What could Kuensel Editor have in mind when the editorial writes of ( phantom ?) long term goal of the Japanese coach ? 100 goals more defeat for Bhutan ? And washing dirty linen in public ? Well, please check what the Japanese coach said to Kuensel before departure for Hong Kong game. It was he who began washing dirty linen in public.
A blame game kind of incident has been portrayed by the Bhutan Football Federation. The Japanese coach is not innocent but BFF management is largely the culprit. A winning Bhutanese coach Nima was dumped and a Japanese with confusing mental attitude and dubious professionalism was imported. His main contribution seems to be changing the numbers on the Jersey of players and a hara- kiri match strategy.
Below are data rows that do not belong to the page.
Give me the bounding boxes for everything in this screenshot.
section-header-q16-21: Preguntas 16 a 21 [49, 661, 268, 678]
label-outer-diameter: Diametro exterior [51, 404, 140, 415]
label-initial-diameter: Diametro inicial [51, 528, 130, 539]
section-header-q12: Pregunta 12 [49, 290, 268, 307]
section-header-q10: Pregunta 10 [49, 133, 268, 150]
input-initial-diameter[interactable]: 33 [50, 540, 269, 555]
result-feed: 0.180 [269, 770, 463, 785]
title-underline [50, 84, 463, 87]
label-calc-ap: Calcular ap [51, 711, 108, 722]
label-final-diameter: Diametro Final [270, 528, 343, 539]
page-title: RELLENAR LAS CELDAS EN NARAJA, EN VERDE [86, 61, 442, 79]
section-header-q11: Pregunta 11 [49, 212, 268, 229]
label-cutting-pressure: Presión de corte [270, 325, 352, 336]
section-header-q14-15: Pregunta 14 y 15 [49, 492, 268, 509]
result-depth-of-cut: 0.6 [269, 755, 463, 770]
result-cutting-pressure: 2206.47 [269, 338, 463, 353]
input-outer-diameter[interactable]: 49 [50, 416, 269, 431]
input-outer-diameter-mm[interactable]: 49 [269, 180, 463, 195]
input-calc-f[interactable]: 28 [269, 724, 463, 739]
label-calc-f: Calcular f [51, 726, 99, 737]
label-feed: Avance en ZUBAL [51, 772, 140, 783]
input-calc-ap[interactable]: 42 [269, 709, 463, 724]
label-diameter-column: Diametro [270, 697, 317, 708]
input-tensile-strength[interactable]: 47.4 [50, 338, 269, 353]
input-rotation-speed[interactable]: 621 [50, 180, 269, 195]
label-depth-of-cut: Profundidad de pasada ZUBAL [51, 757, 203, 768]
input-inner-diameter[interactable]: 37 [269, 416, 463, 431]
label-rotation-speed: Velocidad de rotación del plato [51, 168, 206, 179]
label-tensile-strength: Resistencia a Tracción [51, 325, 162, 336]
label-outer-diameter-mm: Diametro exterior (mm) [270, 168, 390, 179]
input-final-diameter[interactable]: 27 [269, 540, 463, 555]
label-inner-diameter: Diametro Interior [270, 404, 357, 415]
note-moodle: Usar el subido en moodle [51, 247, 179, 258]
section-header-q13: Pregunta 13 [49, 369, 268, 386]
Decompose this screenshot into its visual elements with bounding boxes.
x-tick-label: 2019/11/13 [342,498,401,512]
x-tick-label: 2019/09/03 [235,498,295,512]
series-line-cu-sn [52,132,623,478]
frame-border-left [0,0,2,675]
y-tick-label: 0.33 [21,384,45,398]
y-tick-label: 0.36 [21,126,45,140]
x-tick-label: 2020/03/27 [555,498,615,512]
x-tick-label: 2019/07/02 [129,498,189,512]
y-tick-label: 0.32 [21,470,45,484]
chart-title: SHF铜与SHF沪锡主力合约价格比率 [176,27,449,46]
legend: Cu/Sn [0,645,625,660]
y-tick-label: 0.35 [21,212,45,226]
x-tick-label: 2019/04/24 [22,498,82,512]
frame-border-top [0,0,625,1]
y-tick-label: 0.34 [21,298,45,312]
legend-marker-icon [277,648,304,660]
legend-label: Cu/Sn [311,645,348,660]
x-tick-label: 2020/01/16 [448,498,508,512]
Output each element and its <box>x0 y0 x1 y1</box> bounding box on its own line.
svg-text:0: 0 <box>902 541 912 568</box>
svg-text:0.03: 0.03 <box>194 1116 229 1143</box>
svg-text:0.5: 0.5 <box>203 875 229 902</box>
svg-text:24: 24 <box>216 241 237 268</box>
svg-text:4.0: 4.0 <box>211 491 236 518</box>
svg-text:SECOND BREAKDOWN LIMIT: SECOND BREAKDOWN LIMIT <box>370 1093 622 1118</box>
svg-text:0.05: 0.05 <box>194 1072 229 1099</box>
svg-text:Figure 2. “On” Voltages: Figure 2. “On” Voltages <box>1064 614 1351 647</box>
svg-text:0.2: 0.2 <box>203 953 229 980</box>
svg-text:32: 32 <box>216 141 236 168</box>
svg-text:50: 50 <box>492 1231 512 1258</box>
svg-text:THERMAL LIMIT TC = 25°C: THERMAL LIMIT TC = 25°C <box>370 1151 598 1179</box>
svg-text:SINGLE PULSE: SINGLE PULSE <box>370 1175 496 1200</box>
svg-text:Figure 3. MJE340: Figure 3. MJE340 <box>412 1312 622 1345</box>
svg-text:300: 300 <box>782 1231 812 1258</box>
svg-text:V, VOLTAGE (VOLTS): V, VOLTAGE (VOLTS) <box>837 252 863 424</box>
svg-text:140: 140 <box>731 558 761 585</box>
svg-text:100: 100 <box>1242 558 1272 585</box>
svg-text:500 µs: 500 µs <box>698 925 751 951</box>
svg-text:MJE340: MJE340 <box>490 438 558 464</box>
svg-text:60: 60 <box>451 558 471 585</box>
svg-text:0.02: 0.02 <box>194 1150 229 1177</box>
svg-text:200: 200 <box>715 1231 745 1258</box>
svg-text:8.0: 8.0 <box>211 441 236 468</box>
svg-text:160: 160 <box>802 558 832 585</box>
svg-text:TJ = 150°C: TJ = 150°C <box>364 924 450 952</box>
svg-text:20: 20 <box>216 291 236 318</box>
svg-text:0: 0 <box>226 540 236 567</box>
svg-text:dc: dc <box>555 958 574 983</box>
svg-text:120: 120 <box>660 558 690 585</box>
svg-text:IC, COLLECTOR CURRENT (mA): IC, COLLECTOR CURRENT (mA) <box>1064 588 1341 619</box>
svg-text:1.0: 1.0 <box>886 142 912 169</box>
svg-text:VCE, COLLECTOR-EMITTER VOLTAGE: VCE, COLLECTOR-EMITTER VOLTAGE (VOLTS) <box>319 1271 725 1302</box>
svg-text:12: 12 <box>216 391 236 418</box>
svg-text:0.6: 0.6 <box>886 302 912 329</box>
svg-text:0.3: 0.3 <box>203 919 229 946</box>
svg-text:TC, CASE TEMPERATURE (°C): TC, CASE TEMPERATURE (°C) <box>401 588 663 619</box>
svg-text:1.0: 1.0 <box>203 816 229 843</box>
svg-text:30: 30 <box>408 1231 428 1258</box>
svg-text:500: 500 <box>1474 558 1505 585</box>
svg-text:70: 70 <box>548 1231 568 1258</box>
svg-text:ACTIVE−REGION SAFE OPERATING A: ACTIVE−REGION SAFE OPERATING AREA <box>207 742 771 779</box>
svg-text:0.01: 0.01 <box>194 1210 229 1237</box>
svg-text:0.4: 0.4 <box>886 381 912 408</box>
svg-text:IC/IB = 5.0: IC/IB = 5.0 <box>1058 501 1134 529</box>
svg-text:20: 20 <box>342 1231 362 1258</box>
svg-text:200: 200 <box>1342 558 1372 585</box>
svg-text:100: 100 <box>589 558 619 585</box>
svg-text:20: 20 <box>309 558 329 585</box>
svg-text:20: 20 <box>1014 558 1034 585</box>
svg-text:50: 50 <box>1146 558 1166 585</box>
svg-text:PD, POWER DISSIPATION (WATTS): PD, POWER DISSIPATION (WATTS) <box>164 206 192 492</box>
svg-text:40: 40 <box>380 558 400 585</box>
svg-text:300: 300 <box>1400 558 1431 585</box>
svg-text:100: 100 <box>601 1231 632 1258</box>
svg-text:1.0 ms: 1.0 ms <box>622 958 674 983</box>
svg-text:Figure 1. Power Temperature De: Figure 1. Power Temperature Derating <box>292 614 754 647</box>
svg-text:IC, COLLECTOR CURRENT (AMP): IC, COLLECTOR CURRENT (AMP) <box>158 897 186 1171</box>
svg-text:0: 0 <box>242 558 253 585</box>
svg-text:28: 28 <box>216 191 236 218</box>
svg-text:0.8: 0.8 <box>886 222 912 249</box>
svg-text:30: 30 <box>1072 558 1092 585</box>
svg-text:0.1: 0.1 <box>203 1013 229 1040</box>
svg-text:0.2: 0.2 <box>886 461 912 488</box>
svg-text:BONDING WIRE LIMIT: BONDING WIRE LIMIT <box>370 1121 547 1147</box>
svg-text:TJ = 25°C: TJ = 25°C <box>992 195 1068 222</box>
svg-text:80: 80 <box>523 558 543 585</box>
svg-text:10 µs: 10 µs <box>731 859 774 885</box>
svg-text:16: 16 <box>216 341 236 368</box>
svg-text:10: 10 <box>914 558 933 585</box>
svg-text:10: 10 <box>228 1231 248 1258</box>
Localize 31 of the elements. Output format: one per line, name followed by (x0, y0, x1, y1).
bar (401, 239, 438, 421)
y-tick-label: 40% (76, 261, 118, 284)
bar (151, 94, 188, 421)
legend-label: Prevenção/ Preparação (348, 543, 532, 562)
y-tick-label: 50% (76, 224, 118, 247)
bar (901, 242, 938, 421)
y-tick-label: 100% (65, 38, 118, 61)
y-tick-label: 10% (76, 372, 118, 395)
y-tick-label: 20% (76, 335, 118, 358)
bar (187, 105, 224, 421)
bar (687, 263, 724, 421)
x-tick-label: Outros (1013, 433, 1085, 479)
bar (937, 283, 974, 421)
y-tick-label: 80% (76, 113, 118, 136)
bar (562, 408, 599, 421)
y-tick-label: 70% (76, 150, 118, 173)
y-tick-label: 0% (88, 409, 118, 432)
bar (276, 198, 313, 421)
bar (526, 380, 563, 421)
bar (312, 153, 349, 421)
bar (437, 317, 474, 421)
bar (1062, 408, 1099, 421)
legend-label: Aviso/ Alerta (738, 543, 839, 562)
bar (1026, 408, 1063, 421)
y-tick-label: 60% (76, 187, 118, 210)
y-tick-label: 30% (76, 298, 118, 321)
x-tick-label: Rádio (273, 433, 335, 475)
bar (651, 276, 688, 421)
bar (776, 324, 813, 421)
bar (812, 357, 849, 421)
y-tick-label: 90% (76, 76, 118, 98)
The President of BFF Dasho Ugen Tsechup had acquired the coach from the Japanese Football Association. And both Team Manager Hishey Tshering and Team Captain Passing Tshering had backed the Japanese coach to the hilt. As I had commented before, I do not underestimate the valuable contributions made by BFF management. The artificial green turfs, the practise sessions in Bangkok , the funds acquired and raised had to have made tremendous impact in upgrading Bhutanese football standard. What was negative was that the BFF Management lacked confidence in itself and the collective efforts of team Bhutanese. So they sacked the match winning Bhutanese coach and totally endorsed the street dog treatment of the players by the Japanese coach. And the Bhutanese fans went crazy wild with praises for every losses. The more the number of goals the Bhutanese team lost by, the louder the praises for the team or was it a fabricated publicity camouflage for bad management decision.
The path to way forward is coming out clean. So washing ugly and dirty linen in public and adopting a more nationally sensible transparent working system is a positive first step. The BFF Management need to apologise to itself for lack of self confidence in team Bhutanese and apologise to the Bhutanese coach Nima who they sacked for winning. It seemed to be a case of professional jealousy. May be the Japanese coach did not want to win matches for fear of being kicked out.
One hopes for BFF to weather this episode and be more coherent hereafter. And as for the players I hope they keep to the necessity of being humbly professional and work harder to be better.
Good Luck to the BFF Management and the players. And better luck and wisdom with the next coach.